Rand got started in search marketing in 2002. In 2004 he founded Moz as a place to share the best SEO reports, data and tools; many would say that Moz has since because the online home of SEO knowledge.
We asked Rand about the future of SEO, his advice for startups and scaleups and his dreams (and nightmares) of the future of technology…
What does SEO mean these days?
SEO still means Search Engine Optimization, but these days, the practice has broadened quite a bit from just the classic “ten blue links” style results that used to dominate Google’s search pages to mean any and all types of non-paid search result visibility.
That can mean optimizing for Google’s “featured snippet” results (the ones that sit above the rest of the results and offer a brief few sentences or list to answer the query), for voice searches, for searches on YouTube or Amazon or Facebook or Instagram.
The diversity of where SEO can be applied has certainly expanded.
How will SEO change as we rely less on screens and more on AI, robots, VR and IoT devices?
That could be quite thorny. In a lot of those instances, rather than multiple options that searchers choose from, there’s only a single “answer” provided.
In my opinion, that’s a long term risk for the SEO field, as it may mean only one winner in any given category or for any given search.
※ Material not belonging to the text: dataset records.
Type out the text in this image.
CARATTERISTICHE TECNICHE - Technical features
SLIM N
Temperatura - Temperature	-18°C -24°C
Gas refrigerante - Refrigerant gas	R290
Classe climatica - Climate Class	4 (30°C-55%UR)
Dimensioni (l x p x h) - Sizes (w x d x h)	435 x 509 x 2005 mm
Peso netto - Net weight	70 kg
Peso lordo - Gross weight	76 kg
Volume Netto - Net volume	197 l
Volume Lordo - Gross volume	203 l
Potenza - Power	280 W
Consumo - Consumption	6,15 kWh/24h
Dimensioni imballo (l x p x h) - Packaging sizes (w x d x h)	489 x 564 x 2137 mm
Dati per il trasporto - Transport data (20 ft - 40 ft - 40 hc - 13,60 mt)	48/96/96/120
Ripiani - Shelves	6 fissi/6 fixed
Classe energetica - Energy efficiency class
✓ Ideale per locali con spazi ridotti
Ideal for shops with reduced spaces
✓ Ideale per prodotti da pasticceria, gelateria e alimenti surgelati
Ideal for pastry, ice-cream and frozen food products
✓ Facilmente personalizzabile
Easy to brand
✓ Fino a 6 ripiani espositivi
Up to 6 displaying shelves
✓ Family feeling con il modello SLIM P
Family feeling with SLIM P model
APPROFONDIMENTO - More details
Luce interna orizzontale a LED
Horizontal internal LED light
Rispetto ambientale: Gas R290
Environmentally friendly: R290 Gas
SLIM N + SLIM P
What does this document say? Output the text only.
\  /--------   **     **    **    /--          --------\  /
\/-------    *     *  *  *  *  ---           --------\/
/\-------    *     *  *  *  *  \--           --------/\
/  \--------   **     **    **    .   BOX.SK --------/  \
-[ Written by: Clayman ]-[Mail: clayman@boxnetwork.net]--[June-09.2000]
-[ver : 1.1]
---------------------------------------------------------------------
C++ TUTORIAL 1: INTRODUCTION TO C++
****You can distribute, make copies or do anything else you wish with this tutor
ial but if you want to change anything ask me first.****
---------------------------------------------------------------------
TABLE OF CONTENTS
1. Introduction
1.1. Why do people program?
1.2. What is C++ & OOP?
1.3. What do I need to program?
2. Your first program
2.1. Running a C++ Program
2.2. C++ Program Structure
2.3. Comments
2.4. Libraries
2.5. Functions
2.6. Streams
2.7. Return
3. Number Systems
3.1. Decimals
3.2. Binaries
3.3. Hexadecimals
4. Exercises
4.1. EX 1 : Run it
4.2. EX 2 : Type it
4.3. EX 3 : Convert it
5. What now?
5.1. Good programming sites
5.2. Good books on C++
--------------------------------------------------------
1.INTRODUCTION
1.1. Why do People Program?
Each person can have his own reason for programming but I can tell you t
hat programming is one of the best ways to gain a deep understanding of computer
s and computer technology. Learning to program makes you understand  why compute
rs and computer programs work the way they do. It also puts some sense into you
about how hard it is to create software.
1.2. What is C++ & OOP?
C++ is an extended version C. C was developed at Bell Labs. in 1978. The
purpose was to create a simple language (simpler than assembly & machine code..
So far, we haven’t seen voice searches cannibalize traditional searches – only add to them. But, all of us in SEO are definitely keeping an eye out for that.
Where should startups and scaleups on tight budgets focus their efforts regarding SEO?
I only tell organizations to focus on SEO as a marketing channel if it’s a right fit for their audience and their marketing strengths.
There’s no use ranking for loads of keywords if your product or service only targets a very tiny niche audience (that’s better reached through networking and in-person relationships), or if no one’s searching for anything related to your company because what you do is so new/unique.
You should bother because SEO is one of the absolute best channels to achieve low customer acquisition cost, high engagement and lifetime value, and a flywheel for your web marketing that can scale with decreasing friction. It’s very hard to get started, but after years of investment, SEO can pay immense dividends with not much additional energy or expenditure.
What are your biggest fears about the future of technology?
Like many others, I fear that filter bubbles, exacerbated by technology’s disruption of media, news, and journalism, have created incentive models for content creators and sharers that run counter to what’s good for democracy, society, and humanity.
Fighting against malignant incentives is something human beings have never been good at, and I don’t know how or whether we can escape this phenomenon.
Perhaps it’s one of the great barriers in Fermi’s Paradox… That scares me tremendously, and right now, I can’t see any light on the horizon.
What excites you most about the future of technology?
I’m very hopeful that medical technology, distribution tech, and the reach of high quality medical care will advance significantly and remove a lot of the most awful suffering in the world.
It’s remarkable to see what a few billion dollars of pointed investment and attention from organizations like the Bill & Melinda Gates Foundation have achieved with regards to malaria, polio, and other conditions.
Fingers crossed, those models can help prevent death and disease on an even greater scale in the decades ahead.